For clinical practice guidelines to achieve their full potential as tools to assist in clinical, policy-related and system-level decisions,1–3
they need to be of high quality and developed using rigorous methods.4
Thus, strategies are required to facilitate the development and reporting of guidelines and tools able to distinguish guidelines of varying quality. The AGREE Collaboration (Appraisal of Guidelines, Research and Evaluation) was the first to create a generic tool to assess the process of guideline development and reporting,5,6
and it quickly became the standard for guideline evaluation.7
As with any new assessment tool, ongoing development of the instrument was required to improve its measurement properties and advance the guideline enterprise. The AGREE Next Steps Consortium undertook a program of research to achieve these goals and create the next version of the tool, the AGREE II.8
The consortium completed two studies (parts 1 and 2). In part 1, also reported in this issue,9
we conducted an analysis of the performance of the new seven-point response scale, explored the usefulness of the AGREE items, and systematically identified ways in which the items and supporting document could be improved.
In part 2, reported here, we aimed to test the construct validity of the items and evaluate the new supporting documentation, which was intended to facilitate efficient and accurate application of the tool.
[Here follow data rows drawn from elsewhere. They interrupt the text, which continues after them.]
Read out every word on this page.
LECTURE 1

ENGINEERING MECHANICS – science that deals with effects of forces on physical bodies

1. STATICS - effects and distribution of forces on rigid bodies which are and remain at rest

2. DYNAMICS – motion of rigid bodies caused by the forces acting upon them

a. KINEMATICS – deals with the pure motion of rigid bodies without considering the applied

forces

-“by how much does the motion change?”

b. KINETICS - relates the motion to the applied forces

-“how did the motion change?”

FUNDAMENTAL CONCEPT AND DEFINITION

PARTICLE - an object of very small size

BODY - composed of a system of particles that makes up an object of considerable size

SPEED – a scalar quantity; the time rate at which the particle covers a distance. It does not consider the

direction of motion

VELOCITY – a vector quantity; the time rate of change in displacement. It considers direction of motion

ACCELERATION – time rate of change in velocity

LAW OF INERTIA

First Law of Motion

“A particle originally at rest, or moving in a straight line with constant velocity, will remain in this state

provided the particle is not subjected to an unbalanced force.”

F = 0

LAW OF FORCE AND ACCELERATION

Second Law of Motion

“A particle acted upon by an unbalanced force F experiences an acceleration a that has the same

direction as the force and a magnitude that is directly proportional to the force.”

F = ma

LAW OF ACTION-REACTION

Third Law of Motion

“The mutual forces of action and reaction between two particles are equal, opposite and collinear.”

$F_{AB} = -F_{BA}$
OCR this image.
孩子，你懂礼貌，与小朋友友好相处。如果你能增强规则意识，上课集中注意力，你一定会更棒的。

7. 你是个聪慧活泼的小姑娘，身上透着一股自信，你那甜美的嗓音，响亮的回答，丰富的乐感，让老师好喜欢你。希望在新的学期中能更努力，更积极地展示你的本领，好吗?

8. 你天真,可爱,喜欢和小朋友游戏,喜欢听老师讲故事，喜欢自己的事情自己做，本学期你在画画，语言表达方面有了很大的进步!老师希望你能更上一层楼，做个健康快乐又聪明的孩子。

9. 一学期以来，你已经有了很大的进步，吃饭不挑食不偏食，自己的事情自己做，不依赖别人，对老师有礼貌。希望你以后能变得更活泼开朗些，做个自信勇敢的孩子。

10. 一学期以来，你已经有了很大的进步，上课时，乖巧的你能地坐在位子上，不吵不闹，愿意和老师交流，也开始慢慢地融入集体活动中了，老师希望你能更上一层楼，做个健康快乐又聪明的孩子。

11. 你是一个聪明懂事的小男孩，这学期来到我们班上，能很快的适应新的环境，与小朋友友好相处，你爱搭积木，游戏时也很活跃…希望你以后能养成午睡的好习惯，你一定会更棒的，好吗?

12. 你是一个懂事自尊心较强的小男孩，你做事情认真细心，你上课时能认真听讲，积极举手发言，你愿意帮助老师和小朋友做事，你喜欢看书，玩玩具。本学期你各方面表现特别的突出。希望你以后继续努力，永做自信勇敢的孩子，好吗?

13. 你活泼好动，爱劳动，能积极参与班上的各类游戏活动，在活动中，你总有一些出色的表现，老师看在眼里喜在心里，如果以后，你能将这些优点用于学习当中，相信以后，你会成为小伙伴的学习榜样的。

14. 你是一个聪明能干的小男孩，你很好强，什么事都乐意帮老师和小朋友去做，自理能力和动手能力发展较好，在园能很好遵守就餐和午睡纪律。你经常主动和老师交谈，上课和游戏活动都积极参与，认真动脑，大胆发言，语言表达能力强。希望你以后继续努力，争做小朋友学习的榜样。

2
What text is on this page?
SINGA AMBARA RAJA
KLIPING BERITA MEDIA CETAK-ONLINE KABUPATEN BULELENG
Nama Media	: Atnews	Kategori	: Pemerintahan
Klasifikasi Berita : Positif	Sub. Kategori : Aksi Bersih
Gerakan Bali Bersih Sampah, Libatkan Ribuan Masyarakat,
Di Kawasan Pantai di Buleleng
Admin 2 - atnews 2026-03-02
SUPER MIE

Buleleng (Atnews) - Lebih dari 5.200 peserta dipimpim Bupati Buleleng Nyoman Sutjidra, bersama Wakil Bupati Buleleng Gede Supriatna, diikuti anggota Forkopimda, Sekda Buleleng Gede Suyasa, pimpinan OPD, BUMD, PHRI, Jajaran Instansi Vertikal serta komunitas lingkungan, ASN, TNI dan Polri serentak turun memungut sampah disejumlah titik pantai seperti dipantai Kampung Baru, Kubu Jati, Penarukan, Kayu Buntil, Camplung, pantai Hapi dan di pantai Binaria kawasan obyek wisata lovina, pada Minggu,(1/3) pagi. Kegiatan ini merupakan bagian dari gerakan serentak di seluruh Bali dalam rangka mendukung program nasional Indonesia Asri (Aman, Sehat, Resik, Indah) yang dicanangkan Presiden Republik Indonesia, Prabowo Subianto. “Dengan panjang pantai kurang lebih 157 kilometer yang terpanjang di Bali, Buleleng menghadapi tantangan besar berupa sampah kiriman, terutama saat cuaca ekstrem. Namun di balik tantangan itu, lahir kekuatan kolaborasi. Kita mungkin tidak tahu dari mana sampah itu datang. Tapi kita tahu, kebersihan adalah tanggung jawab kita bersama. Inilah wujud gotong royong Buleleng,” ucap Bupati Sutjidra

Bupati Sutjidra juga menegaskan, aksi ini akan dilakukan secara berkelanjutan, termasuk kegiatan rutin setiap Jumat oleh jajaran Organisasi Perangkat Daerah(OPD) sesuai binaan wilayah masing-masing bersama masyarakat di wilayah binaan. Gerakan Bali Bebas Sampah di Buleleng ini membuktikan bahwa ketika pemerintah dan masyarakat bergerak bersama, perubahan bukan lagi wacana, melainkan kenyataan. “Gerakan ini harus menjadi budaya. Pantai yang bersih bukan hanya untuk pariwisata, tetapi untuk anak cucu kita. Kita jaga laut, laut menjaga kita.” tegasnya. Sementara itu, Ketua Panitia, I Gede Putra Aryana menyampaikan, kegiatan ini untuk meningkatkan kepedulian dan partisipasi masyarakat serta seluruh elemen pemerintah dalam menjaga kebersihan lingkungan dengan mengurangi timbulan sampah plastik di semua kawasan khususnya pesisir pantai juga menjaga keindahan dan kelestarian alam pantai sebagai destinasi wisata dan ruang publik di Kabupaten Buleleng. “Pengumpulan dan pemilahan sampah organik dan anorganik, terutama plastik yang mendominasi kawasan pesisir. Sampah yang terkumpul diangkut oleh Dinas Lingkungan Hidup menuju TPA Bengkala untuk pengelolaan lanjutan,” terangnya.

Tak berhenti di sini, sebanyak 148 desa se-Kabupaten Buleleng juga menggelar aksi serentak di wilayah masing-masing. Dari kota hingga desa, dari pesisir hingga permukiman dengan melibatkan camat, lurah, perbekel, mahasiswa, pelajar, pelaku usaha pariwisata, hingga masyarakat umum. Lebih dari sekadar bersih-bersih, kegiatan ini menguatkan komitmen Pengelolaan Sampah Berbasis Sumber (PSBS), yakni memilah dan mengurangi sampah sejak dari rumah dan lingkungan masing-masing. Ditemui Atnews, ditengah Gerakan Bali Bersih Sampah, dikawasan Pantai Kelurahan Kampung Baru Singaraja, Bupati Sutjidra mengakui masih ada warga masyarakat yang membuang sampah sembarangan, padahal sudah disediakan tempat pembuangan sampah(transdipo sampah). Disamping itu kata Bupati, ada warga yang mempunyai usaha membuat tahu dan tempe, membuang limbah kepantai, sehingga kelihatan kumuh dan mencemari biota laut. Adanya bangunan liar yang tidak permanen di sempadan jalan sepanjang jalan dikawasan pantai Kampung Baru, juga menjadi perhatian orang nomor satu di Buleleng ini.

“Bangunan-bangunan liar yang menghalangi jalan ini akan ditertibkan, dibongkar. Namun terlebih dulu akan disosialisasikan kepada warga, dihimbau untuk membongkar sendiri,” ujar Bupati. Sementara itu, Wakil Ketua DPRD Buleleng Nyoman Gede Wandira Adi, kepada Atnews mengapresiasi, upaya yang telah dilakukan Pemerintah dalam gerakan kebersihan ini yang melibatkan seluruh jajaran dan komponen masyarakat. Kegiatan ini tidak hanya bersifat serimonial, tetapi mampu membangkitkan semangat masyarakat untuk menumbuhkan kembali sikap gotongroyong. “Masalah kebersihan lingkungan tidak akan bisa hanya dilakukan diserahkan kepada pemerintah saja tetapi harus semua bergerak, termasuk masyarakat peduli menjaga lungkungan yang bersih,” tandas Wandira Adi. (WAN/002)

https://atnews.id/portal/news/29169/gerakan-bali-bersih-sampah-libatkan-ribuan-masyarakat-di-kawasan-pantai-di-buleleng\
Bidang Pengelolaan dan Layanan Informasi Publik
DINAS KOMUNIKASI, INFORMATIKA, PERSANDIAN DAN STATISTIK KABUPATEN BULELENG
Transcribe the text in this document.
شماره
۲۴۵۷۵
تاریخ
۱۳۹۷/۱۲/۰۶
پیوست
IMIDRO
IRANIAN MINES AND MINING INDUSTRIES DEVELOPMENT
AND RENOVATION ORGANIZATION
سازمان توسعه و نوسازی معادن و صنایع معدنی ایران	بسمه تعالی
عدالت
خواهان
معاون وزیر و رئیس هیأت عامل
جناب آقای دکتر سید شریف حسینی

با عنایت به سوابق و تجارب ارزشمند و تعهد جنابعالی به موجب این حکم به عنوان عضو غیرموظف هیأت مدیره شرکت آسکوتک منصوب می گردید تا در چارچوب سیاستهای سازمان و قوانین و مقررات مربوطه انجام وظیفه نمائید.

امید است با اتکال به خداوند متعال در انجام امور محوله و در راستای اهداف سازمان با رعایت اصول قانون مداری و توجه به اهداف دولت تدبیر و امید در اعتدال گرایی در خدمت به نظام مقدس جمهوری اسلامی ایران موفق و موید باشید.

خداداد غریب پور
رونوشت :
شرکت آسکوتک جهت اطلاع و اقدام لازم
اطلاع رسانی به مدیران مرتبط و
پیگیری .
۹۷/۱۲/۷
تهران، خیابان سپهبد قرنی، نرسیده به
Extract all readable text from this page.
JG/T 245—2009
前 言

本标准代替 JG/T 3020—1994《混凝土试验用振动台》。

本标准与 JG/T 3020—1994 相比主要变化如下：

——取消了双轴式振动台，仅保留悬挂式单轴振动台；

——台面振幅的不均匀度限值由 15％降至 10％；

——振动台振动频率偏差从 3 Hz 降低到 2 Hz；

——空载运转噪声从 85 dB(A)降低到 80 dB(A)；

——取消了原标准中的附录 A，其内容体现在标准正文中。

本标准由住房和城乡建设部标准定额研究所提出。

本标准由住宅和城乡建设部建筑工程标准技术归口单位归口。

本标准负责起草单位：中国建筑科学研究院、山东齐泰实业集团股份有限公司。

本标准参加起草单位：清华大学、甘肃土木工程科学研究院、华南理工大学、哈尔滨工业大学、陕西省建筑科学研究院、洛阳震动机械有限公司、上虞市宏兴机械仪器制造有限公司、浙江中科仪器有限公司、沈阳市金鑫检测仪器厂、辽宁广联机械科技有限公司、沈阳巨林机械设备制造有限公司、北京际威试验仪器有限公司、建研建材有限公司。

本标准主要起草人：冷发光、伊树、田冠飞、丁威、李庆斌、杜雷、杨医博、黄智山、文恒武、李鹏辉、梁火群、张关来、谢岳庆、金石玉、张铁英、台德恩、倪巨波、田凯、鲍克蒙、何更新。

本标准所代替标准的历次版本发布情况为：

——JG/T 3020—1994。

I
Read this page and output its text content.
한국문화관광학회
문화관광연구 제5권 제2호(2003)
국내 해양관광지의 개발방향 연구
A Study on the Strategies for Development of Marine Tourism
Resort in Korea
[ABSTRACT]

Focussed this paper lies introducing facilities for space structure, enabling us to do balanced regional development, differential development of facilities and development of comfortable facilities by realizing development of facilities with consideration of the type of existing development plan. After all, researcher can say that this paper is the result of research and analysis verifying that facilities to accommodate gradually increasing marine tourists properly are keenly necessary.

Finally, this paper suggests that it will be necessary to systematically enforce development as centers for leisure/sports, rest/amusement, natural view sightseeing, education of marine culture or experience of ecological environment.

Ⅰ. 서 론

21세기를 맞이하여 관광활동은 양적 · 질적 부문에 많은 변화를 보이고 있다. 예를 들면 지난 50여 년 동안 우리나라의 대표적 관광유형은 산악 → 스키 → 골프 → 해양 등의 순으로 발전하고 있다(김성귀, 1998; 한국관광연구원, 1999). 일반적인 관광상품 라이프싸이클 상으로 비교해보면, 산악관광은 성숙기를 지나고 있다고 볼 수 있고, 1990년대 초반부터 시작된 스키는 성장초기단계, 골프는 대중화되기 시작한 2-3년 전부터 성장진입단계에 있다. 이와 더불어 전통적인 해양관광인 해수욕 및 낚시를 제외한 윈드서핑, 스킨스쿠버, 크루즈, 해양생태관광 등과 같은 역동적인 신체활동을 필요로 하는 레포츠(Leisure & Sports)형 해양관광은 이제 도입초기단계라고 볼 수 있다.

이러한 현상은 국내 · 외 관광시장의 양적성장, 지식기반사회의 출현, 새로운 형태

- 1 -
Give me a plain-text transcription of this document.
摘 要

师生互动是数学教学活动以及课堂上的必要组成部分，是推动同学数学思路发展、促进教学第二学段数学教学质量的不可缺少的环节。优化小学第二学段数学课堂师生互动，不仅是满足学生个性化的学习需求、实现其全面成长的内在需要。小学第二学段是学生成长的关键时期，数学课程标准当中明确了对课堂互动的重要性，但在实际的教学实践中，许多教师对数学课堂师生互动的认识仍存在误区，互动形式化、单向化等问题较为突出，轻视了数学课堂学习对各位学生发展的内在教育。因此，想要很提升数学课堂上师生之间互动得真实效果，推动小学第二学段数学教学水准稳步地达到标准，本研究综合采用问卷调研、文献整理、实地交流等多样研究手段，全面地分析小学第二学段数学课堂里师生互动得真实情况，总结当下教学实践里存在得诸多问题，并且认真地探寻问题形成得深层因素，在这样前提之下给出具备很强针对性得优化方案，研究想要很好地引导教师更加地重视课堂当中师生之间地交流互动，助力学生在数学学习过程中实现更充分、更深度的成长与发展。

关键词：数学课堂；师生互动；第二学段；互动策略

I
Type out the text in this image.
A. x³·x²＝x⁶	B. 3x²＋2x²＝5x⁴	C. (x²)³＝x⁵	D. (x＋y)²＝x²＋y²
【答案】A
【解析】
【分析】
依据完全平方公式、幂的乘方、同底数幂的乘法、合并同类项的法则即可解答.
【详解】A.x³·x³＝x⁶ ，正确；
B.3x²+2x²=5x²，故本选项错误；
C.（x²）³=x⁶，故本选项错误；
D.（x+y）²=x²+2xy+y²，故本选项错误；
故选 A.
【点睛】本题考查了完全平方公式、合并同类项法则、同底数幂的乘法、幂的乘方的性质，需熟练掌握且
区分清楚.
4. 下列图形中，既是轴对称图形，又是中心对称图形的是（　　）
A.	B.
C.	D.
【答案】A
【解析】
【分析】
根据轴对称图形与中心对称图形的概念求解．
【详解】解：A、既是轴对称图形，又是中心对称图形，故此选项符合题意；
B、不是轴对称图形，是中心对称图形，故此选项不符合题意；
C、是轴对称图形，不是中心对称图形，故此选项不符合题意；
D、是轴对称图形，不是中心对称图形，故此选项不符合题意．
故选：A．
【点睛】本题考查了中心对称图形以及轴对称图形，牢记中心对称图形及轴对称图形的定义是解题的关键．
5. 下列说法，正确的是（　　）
The validity of the original AGREE instrument was explored in three ways.5
Appraisers’ attitudes about the instrument’s usefulness and the helpfulness of the supporting documents (i.e., a user guide and training manual) were used as measures of face validity. The construct validity of the instrument was tested using three core hypotheses for each of the six domains; 3 of the possible 18 tests were supported. In retrospect, whether the hypotheses were generalizable across contexts was somewhat questionable. Finally, to establish criterion validity, correlations between users’ overall global endorsement and quality ratings of individual items were calculated. Whether global endorsements were a reasonable proxy gold standard was somewhat questionable. Further, for both the construct validity and the criterion validity, guidelines chosen in these studies were nominated by members of the research team as representing a range of quality, creating significant risks of bias.
Together, these findings and methodological limitations illustrated the need for additional work to test and establish the instrument’s validity. The most fundamental concept of construct validity, in particular, had not been yet addressed —are guidelines known to be of higher quality rated more favourably using the AGREE instrument than guidelines known to be of lower quality? In addition, no study to date has tested specifically whether the instructions for applying the tool are perceived to be appropriate, implementable, and helpful in differentiating among guidelines of varying quality. These perceptions are important components that contribute to the face validity of the tool.
We tested two specific research questions in this study. First, do the items in β-AGREE II differentiate between guideline content of known, varying quality? Second, is the new user’s manual perceived by users as appropriate, easy to apply and helpful in differentiating good quality guidelines from poor quality guidelines?